Client-server from a performance perspective

The goal of a good client-server architecture is to use the performance that would otherwise be idle in the local computer for things that do not have to run centrally, thereby relieving the central computer.

The Terminal model

If one considers software that is to be used by several users at the same time, three architecture models result. The classic variant provides each participant with a terminal and the central computer carries out all requirements on its central processor and its disk. This also includes user guidance, for example setting up the masks. Navigating the program in search of the right mask is a burden for the general public.

The disk server model

In the case of the solution with a disk server, the processor load is distributed among the workstations. Since the server does not have to have any intelligence of its own, a standard PC is usually sufficient.

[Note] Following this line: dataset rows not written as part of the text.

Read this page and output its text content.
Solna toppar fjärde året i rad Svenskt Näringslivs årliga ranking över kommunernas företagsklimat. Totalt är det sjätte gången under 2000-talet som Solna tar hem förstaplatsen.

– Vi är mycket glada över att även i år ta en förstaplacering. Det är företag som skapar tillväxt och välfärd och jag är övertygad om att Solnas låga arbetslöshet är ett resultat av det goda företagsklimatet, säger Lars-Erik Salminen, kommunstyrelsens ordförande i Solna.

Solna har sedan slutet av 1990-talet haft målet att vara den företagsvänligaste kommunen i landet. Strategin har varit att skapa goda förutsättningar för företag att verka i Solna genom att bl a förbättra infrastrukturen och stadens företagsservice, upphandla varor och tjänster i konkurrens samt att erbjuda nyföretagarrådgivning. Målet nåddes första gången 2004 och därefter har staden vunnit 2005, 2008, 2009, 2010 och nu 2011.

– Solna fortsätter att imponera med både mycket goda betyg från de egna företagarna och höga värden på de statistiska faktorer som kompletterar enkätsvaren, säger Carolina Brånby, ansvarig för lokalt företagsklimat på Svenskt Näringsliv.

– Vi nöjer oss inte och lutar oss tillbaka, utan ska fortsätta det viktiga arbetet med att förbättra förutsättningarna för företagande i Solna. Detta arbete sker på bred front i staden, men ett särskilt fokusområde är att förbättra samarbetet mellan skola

However, it is easy to overlook the fact that all disk accesses also strain the network, which is typically slower than disk access. If, for example, a specific customer is to be searched for, a binary search is carried out for sorted or indexed data. This means that the first access is to the middle data set. If the name found is higher in the alphabet, the lower half is halved, otherwise the upper half. In this way you can find the correct sentence in 1024 sentences with 10 accesses. 11 accesses are required for 2048 records, 12 for 4096 and so on. However, these accesses all run over the network and if the network is heavily loaded, the overall behavior is significantly affected.

Find the division point

A client-server solution can be shared anywhere. The division point will be set above the binary search so that the binary search accesses take place locally on the server and thus do not burden the network. On the other hand, the user control will be left on the local workstation, so that only lean packets with requests are sent to the server.